First forum topic also but I just got contacted to possibly be a vendor at the Georgia Winery here in North GA at some of their events and I wanted to pick the brains of the LJ community. What should I expect, take, etc, any questions you think I should know the answer to or tips. I have never done any kind of show like this before so any advice would be awesome!


----------



## rsdowdy (Aug 25, 2009)

I'd take anything that would show my skills or display wine bottles. I'd make some of those single bottle hang in the air stands that hold the bottle 4" off the counter top with a single piece of wood. Any kind of wine rack you can think of. I'd get pictures of wine racks/cabinets that you know you can build and put them in a notebook as suggested items. I'd take business cards and hand them out like pieces of candy. I'd make up fliers that spoke about yourself, your family, your efforts in your community, how you became a woodworker and about your love of woodworking. Pictures speak louder than words. If you make a favorable impression on the customer, you might earn their real business down the road. And I wouldn't haggle prices. State the prices you need for the cheap items, and then hold to them. By haggling you will undervalue your work and your more expensive items.


----------



## Tennessee (Jul 8, 2011)

I agree completely with rsdowdy. Wine people are not generally snobs, especially in North GA, (I live just over the border in SE Tennessee), but the wine show will attract people who love wine, AND other fine things, and they will come with money in their pockets.
By showing you are a craftsman with an ability for them to pursue their love of wine, you'll get sales. Also, I would include any small items you might have built, like freeform boxes, maybe some lathed products, anything that is a little upscale and would fit in with a nice home. Winos don't come to wineries, but people with money who drink wine, and often collect other things do attend these shows. Giving them something else to look at and discuss while they taste the wine will spark sales for you.


----------



## S2artDesigns (Aug 4, 2011)

Thanks for the advice everyone.

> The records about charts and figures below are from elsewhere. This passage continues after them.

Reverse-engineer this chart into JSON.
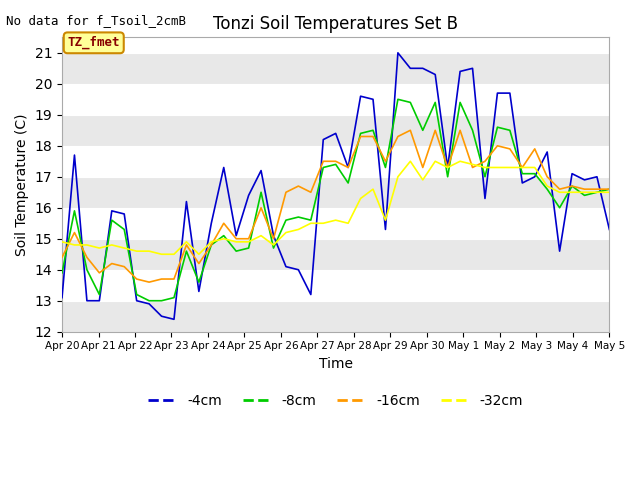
{
  "title": "Tonzi Soil Temperatures Set B",
  "xlabel": "Time",
  "ylabel": "Soil Temperature (C)",
  "top_left_text": "No data for f_Tsoil_2cmB",
  "annotation_box_text": "TZ_fmet",
  "annotation_box_color": "#ffff99",
  "annotation_box_edge_color": "#cc8800",
  "annotation_text_color": "#880000",
  "ylim": [
    12.0,
    21.5
  ],
  "yticks": [
    12.0,
    13.0,
    14.0,
    15.0,
    16.0,
    17.0,
    18.0,
    19.0,
    20.0,
    21.0
  ],
  "fig_bg_color": "#ffffff",
  "plot_bg_color": "#ffffff",
  "band_color": "#e8e8e8",
  "line_colors": {
    "4cm": "#0000cc",
    "8cm": "#00cc00",
    "16cm": "#ff9900",
    "32cm": "#ffff00"
  },
  "legend_labels": [
    "-4cm",
    "-8cm",
    "-16cm",
    "-32cm"
  ],
  "xtick_labels": [
    "Apr 20",
    "Apr 21",
    "Apr 22",
    "Apr 23",
    "Apr 24",
    "Apr 25",
    "Apr 26",
    "Apr 27",
    "Apr 28",
    "Apr 29",
    "Apr 30",
    "May 1",
    "May 2",
    "May 3",
    "May 4",
    "May 5"
  ],
  "data_4cm": [
    13.1,
    17.7,
    13.0,
    13.0,
    15.9,
    15.8,
    13.0,
    12.9,
    12.5,
    12.4,
    16.2,
    13.3,
    15.5,
    17.3,
    15.1,
    16.4,
    17.2,
    15.1,
    14.1,
    14.0,
    13.2,
    18.2,
    18.4,
    17.3,
    19.6,
    19.5,
    15.3,
    21.0,
    20.5,
    20.5,
    20.3,
    17.3,
    20.4,
    20.5,
    16.3,
    19.7,
    19.7,
    16.8,
    17.0,
    17.8,
    14.6,
    17.1,
    16.9,
    17.0,
    15.3
  ],
  "data_8cm": [
    13.9,
    15.9,
    14.0,
    13.2,
    15.6,
    15.3,
    13.2,
    13.0,
    13.0,
    13.1,
    14.6,
    13.6,
    14.8,
    15.1,
    14.6,
    14.7,
    16.5,
    14.7,
    15.6,
    15.7,
    15.6,
    17.3,
    17.4,
    16.8,
    18.4,
    18.5,
    17.3,
    19.5,
    19.4,
    18.5,
    19.4,
    17.0,
    19.4,
    18.5,
    17.0,
    18.6,
    18.5,
    17.1,
    17.1,
    16.6,
    16.0,
    16.7,
    16.4,
    16.5,
    16.6
  ],
  "data_16cm": [
    14.4,
    15.2,
    14.4,
    13.9,
    14.2,
    14.1,
    13.7,
    13.6,
    13.7,
    13.7,
    14.8,
    14.2,
    14.8,
    15.5,
    15.0,
    15.0,
    16.0,
    15.0,
    16.5,
    16.7,
    16.5,
    17.5,
    17.5,
    17.3,
    18.3,
    18.3,
    17.5,
    18.3,
    18.5,
    17.3,
    18.5,
    17.3,
    18.5,
    17.3,
    17.5,
    18.0,
    17.9,
    17.3,
    17.9,
    17.0,
    16.6,
    16.7,
    16.6,
    16.6,
    16.6
  ],
  "data_32cm": [
    14.9,
    14.8,
    14.8,
    14.7,
    14.8,
    14.7,
    14.6,
    14.6,
    14.5,
    14.5,
    14.9,
    14.5,
    14.9,
    15.0,
    14.9,
    14.9,
    15.1,
    14.8,
    15.2,
    15.3,
    15.5,
    15.5,
    15.6,
    15.5,
    16.3,
    16.6,
    15.6,
    17.0,
    17.5,
    16.9,
    17.5,
    17.3,
    17.5,
    17.4,
    17.3,
    17.3,
    17.3,
    17.3,
    17.3,
    16.7,
    16.5,
    16.5,
    16.5,
    16.5,
    16.5
  ]
}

I had a thought to make wine bottle stoppers for the show but with school in session I just don't have the time. Im actually kind of pressed to get enough items completed for the show to be able to sell. haha. I'm hoping it all goes well. Ideally I would be selling my pendants, walking sticks, and photography prints. But I am probably just going to have necklaces to sell. Sticks take more time than I have and I don't have the money to just print a ton of photos. But I can crank out those pendants pretty well. Again thanks for the advice! Much appreciated it is.


----------



## MrsN (Sep 29, 2008)

I have made some pieces of jewelry with cork accents. They go over really well with people who like wine. I used an old bulitin board for my material, but have wanted to cut up an actual wine cork.



There are lots of possibilites! Just be careful if you try cutting a round cork (or anything round) with power tools, they are not stable and will rock and cause problems.


----------